Prestou o vestibular somente aos 21 anos e ingressou no curso de Letras da UFSM em 1977, aos 22. Neste meio-tempo, o santa-mariense trabalhava na secretaria da Escola Adventista Presidente Vargas, onde havia estudado. Após 12 meses no setor, se tornou professor da disciplina de Língua Portuguesa de turmas da 5ª à 8ª série e ficou dez anos na função.
Docência na UFSM
Formado em 1983, Fonseca prestou concurso em 1984 e, então, passou a fazer parte do corpo docente do Centro de Artes e Letras da Universidade, onde permaneceu até fevereiro de 2016. O escritor revela que o desejo de trabalhar com o ensino sempre rondou seus pensamentos, ao longo de sua vida. “Na época de escola, eu gostava de conversar e estudar com os outros colegas e ensiná-los as coisas que eu sabia. Isso foi formulando a ideia de ser professor na minha cabeça”, disse o cronista.

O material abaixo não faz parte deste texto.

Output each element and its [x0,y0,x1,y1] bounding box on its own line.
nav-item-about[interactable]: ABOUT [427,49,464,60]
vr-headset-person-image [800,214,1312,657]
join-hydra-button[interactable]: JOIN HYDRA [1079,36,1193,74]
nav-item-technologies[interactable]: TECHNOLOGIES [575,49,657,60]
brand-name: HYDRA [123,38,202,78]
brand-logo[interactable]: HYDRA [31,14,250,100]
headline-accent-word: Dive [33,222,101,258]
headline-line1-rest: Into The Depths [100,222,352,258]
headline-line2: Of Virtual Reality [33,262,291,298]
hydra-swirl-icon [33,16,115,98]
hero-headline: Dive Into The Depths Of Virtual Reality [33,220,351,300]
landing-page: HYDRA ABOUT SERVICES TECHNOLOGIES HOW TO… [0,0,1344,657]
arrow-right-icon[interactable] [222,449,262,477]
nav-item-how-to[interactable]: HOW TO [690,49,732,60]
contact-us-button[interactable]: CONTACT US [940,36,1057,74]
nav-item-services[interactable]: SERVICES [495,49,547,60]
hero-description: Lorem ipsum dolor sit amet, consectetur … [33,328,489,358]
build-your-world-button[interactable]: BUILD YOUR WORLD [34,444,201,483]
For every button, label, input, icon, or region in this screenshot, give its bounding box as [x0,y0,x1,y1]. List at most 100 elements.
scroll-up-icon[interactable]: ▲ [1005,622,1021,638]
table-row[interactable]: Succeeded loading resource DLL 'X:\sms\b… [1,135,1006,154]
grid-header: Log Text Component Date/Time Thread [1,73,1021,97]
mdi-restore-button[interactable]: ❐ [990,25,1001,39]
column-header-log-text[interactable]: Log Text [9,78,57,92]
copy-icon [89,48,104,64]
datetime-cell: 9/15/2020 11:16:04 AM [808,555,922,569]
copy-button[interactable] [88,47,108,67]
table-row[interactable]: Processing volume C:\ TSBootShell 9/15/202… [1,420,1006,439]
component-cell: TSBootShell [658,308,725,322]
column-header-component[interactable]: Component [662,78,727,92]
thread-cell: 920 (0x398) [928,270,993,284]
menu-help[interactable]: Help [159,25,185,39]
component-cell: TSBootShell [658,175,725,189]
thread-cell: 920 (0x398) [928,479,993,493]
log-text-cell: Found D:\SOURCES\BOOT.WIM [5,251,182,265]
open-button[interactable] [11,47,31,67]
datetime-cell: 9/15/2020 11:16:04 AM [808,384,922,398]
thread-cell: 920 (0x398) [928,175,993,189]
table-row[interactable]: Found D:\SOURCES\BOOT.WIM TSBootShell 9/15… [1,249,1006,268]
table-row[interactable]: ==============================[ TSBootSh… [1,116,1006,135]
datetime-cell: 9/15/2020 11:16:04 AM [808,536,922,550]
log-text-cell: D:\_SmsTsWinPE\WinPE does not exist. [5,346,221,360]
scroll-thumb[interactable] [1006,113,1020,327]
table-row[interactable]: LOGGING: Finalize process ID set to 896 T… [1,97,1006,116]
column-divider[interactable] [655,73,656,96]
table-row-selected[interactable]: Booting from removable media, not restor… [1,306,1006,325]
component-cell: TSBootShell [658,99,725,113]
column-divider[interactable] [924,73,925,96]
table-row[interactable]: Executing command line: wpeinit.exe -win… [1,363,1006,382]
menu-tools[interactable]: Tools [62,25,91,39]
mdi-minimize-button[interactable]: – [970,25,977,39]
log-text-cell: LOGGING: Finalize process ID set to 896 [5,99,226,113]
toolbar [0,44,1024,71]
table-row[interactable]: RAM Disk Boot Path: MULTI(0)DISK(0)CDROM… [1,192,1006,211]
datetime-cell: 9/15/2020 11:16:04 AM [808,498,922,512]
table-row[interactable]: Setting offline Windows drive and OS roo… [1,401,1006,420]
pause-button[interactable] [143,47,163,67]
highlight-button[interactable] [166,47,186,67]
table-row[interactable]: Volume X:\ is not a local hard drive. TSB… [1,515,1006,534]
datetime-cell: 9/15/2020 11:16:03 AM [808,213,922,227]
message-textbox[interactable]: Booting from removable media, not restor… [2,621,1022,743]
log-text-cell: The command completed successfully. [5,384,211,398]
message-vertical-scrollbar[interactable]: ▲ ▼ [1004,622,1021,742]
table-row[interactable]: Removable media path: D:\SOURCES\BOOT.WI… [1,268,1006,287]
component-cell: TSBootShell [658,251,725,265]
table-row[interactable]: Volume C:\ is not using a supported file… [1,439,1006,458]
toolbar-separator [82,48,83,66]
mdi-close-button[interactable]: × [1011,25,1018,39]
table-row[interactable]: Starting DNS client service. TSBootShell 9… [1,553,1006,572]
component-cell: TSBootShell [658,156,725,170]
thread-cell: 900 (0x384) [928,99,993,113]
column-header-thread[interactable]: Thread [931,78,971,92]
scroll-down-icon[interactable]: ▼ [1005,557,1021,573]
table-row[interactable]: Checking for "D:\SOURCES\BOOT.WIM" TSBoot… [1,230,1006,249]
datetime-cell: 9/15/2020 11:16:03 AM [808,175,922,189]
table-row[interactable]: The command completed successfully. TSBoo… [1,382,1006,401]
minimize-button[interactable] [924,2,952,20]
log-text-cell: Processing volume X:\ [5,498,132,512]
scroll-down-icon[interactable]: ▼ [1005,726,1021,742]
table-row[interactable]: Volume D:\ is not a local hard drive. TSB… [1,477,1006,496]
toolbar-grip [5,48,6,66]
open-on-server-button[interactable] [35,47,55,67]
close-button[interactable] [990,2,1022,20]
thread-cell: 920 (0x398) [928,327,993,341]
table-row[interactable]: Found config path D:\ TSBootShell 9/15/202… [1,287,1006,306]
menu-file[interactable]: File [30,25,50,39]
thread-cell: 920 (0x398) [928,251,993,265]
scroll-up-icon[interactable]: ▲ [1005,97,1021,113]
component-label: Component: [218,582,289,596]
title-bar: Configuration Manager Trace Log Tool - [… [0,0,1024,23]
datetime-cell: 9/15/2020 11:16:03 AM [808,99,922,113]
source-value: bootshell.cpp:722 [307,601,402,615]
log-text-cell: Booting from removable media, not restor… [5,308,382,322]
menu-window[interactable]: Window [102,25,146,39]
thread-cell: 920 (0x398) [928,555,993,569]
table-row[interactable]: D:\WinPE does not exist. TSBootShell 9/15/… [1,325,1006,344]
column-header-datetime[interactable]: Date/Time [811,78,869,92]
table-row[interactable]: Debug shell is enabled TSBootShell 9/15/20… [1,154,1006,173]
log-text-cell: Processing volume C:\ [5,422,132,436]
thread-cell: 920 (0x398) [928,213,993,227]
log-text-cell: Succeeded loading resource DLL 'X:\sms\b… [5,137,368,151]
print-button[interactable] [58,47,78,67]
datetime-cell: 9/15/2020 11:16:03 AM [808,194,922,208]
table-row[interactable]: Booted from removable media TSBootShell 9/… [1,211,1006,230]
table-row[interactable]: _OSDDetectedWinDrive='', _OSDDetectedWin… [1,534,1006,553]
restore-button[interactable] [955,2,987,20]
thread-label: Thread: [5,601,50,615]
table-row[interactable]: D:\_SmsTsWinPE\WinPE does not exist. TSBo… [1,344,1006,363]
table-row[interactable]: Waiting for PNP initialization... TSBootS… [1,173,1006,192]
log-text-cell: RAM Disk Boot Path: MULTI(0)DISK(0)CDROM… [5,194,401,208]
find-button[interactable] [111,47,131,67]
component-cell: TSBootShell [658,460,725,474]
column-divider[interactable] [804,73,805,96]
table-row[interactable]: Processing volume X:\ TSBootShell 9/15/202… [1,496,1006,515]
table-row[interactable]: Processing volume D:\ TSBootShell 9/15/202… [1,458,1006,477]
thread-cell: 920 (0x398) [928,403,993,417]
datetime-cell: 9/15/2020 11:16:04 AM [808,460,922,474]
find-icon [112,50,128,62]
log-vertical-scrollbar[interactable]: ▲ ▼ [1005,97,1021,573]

Em 1991, se tornou mestre em Literatura Brasileira pela UFSM e, em 1997, garantiu o título de doutor em Teoria da Literatura pela Pontifícia Universidade Católica do Rio Grande do Sul (PUCRS). Durante os 31 anos em que lecionou na Federal, o santa-mariense, além de ter ministrado aulas para alunos de Letras, curso o qual era formado, foi responsável pela disciplina de Leitura e Produção Textual para jovens acadêmicos de Comunicação Social.
Nesta última, Fonseca explica que tinha como objetivo fornecer aos estudantes o modo de produção do texto “para além do manual jornalístico”, o qual eles aprenderiam naturalmente no decorrer do curso. “Eu sempre dizia: ‘eu não vou ensinar a vocês como se escreve uma notícia, mas vou mostrar informações tiradas da literatura, que é uma experiência milenar’. O jornalismo tem 200 anos, mas a literatura tem 2 mil anos”, afirmou o então professor.
Quando o escritor passou a fazer parte do corpo docente da UFSM, o Brasil vivia os momentos finais da Ditadura Militar e se encaminhava para um processo de redemocratização. Para ele, o debate entre os jovens acadêmicos era muito maior e mais abrangente, na época. “Havia muito engajamento dos alunos, especialmente com livros relacionados à sociologia e filosofia. Eles tinham um conhecimento ‘letrado’ maior. Mas isso foi se perdendo”, lamentou.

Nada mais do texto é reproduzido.